Getting People ‘off the Ledge’


But is the $700 billion package enough to halt the crisis? Here, the panelists seemed divided. Roth, of Stark Investments, suggested that the real significance of the bailout may lie less in the actual dollar amount than in the symbolic power of the U.S. government to reassure investors, who have now parked billions of dollars of cash in safe, low-interest accounts waiting for the market to hit bottom. He said that aggressive action by the Bush administration and by Congress “will get people off the ledge. There’s a tremendous amount of money sitting on the sidelines.” McCormick, in his opening speech, voiced a similar sentiment, noting that the $700 billion package that President Bush would sign that afternoon “sends a strong signal to markets around the world that the United States is serious about restoring confidence and stability to our financial system.”
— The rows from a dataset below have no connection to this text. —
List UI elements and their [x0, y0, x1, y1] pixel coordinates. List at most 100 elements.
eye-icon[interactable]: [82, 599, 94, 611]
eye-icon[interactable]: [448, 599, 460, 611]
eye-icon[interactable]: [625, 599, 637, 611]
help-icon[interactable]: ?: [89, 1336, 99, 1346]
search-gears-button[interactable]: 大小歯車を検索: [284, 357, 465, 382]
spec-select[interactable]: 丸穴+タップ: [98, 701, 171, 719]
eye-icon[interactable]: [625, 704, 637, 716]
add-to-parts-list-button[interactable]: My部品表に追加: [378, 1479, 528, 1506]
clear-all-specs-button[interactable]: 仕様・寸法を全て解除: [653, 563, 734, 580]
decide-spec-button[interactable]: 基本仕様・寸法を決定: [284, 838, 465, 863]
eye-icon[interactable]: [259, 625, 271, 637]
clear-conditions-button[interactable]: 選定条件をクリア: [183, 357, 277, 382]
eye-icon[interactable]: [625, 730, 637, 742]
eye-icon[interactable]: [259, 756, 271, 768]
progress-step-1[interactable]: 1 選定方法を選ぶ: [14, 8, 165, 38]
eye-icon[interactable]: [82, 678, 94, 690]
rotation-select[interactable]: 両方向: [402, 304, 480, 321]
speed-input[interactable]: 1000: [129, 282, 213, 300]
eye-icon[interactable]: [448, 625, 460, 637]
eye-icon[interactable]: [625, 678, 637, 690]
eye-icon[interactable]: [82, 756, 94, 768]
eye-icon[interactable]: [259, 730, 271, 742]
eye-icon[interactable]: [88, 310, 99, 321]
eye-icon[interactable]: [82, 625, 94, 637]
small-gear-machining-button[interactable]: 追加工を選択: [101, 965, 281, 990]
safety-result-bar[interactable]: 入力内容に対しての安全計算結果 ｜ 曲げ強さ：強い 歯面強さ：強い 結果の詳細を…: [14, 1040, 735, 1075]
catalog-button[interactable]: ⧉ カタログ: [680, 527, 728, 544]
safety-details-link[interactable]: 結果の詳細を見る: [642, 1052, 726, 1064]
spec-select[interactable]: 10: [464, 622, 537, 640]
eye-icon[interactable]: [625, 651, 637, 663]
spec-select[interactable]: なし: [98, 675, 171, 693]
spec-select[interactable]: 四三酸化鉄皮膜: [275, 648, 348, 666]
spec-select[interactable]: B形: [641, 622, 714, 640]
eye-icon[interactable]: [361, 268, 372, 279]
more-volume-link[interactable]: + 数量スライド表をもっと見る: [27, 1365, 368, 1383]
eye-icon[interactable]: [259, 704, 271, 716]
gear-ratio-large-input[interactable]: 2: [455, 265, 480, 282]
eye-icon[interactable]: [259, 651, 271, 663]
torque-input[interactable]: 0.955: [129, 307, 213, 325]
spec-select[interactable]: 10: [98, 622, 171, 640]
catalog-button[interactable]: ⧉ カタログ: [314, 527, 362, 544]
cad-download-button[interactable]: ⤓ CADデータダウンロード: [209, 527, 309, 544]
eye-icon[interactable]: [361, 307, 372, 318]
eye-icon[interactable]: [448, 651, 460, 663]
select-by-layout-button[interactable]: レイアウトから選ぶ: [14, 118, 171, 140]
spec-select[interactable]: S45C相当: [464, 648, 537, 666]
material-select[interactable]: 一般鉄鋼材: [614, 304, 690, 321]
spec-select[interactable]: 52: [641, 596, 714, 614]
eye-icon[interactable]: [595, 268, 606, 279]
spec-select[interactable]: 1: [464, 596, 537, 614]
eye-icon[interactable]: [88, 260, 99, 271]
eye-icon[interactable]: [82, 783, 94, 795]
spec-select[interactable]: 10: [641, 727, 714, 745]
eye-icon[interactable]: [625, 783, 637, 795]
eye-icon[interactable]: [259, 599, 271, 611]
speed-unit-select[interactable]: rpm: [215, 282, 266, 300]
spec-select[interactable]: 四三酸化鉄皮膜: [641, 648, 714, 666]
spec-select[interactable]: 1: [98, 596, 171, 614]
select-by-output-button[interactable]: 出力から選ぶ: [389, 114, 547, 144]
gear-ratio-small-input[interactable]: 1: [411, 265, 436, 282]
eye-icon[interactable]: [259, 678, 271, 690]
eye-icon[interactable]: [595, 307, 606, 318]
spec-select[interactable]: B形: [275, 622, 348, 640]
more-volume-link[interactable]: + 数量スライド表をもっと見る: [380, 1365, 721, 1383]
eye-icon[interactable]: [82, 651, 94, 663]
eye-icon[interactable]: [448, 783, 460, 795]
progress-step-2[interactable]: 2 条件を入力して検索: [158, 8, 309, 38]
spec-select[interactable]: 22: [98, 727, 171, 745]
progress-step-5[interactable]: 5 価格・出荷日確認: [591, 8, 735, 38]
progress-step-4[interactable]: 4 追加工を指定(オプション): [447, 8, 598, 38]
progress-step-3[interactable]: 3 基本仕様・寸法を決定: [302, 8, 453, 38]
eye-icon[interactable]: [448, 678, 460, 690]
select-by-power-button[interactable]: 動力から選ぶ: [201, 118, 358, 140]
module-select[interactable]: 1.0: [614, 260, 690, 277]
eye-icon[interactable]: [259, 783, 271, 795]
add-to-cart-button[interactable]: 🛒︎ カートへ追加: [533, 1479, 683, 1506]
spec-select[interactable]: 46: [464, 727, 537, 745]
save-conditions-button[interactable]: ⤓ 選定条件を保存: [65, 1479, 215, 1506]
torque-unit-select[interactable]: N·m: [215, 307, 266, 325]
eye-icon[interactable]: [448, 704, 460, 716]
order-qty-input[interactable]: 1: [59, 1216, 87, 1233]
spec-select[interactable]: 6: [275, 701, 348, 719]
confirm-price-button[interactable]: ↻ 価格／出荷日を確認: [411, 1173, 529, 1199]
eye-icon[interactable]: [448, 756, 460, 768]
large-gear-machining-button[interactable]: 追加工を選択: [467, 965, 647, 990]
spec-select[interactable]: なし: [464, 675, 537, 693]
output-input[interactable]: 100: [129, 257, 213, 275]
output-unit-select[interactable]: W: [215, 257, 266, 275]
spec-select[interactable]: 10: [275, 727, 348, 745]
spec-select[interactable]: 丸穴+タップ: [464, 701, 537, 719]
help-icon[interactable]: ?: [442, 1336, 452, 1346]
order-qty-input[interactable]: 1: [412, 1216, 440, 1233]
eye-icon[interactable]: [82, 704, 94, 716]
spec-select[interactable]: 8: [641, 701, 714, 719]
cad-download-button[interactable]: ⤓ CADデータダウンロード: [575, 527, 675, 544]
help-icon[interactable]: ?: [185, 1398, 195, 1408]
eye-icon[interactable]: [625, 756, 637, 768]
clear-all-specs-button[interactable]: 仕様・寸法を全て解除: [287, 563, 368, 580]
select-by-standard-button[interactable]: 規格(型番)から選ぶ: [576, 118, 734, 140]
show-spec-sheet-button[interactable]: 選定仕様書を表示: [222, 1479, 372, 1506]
On the other hand, the panelists also acknowledged that the global nature of the financial markets poses a risk that the crisis will spiral well beyond the control of the United States government — a worry that seemed confirmed immediately after the Wharton conference as banks in Europe faltered and as financial markets there and in Asia plunged at a faster rate than on Wall Street. “We are in a global slowdown,” said Antonelli, who suggested that the crisis has undermined financial experts who claimed there has been a “decoupling” of the American economies from Japan and Europe.


Indeed, the nature of the evolving financial crisis was such that the main topic of the Wharton conference — advice for investors in turbulent times — seemed somewhat buried in the mix at times. According to Duggan, the expert on investing in troubled companies, the scope and magnitude of the current downturn means there are excellent opportunities for bold investors. “This is the greatest list of distressed capital that we’ve seen in our lifetimes,” Duggan said.


Pressed to name specific sectors, he noted that retailers have been particularly hard-hit by the ongoing slowdown — including recent bankruptcy filings by well-known chains Linens ‘n Things and Steve & Barry’s — and are poised for a rebound once the economy starts turning around. He also cited U.S. automakers as another beaten-down cyclical industry that presents an investment opportunity, especially with the federal government offering a $25 billion aid package.


Understandably, the investment experts were less bullish about the financial sector. Several noted that while two leading Wall Street firms, Goldman Sachs and Morgan Stanley, have survived the turmoil as stand-alone companies, the recent move to reclassify them as traditional bank holding companies will limit their ability to make high-risk, high-yield investments. That, in turn, will reduce their ability to post the massive profits that investment houses were reporting earlier in the decade.


Touching on a subject that held great interest for the many Wharton students in the audience, the panelists also acknowledged that while the massive layoffs on Wall Street have crimped traditional job openings for MBA recipients, the radical changes in the financial markets should create different types of career options in smaller new firms, with a premium on research skills. Several noted that they had launched their own careers in finance during the late 1970s and early 1980s, during the last severe downturn. Said Roth: “There are going to be plenty of opportunities in startups.”